With the storm, "you definitely weed out everyone who's semi-interested," she said.
Tulane and Loyola have some things going for them: endowments of hundreds of millions of dollars to act as a cushion, and relatively little damage to their campuses. But Dillard, a historically black college with just $48 million, was flooded so badly it will have to share space with Tulane next semester. At Dillard, meeting the recruiting challenge is truly imperative.
Within a week of the storm, the school's seven admissions officers were on the road. Their own plans lost, they sometimes tagged along with other historically black colleges at recruiting events. Dillard asked a network of more than 1,000 alumni and parents to help staff tables at college fairs the admissions office could not reach.
Colleagues at other schools saw Dillard's flag flying at college fairs, and it "brought tears to their eyes," said Darrin Q. Rankin, vice president of enrollment management. At a Chicago event, one person was so impressed Dillard showed up that he offered a donation.
But Rankin said he has also heard cruel comments as students walk by, and he acknowledged Dillard is struggling to get everywhere it wants to be. Alumni can help with college fairs at night, but high school visits during the day are harder. Dillard has hit only about 70 percent of the college fairs it attended last year, and shown up at only about 30 percent of the high schools.

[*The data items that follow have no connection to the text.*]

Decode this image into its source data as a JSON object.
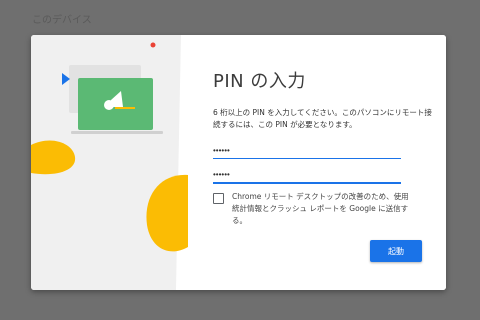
{
  "background": {
    "title": "このデバイス"
  },
  "dialog": {
    "title": "PIN の入力",
    "description": "6 桁以上の PIN を入力してください。このパソコンにリモート接続するには、この PIN が必要となります。",
    "pin_value": "••••••",
    "pin_confirm_value": "••••••",
    "checkbox_label": "Chrome リモート デスクトップの改善のため、使用統計情報とクラッシュ レポートを Google に送信する。",
    "checkbox_checked": false,
    "submit_label": "起動"
  },
  "colors": {
    "accent": "#1a73e8",
    "illustration_green": "#5bb974",
    "illustration_yellow": "#fbbc04",
    "illustration_red": "#ea4335"
  },
  "icons": [
    "play-arrow-icon",
    "laptop-icon",
    "chrome-remote-desktop-icon"
  ]
}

"We're moving the class forward," Rankin said. "We may not have 700 freshmen like we normally do. But we will have a class."
At Loyola, Dean of Admissions Debbie Stieffel said she is holding her staff to the application goals they set before the storm but added she cannot say for sure what the numbers will be.
Last year, Mena got about 200 students to apply to Loyola from her New England territory. Typically at the UNH fair, about a dozen students fill out cards expressing interest. This year, Mena got about half that -- but said she was still pleased (the heavy-paper cards Loyola normally collects were lost in the flood; Mena made do with photocopies that occasionally blew off the table).
She looks for small victories in exchanges with students such as Megan Labrie, a bubbly senior at nearby Exeter High School.
"Are you guys underwater?" Labrie asked. "Some of the city's still there, right?"
Mena offered her well-rehearsed reassurances, and they proceeded to talk about Loyola's music program. Later, Labrie acknowledged her parents are not enthusiastic about her going to college in New Orleans.
"But jazz is a huge part of my life, and all I want to do is go to the city where it came from," she said. Still, she is uncertain. "New Orleans was just jazz everywhere, and that's what I wanted to experience. If it's not going to be like that anymore, I'd definitely lose some interest."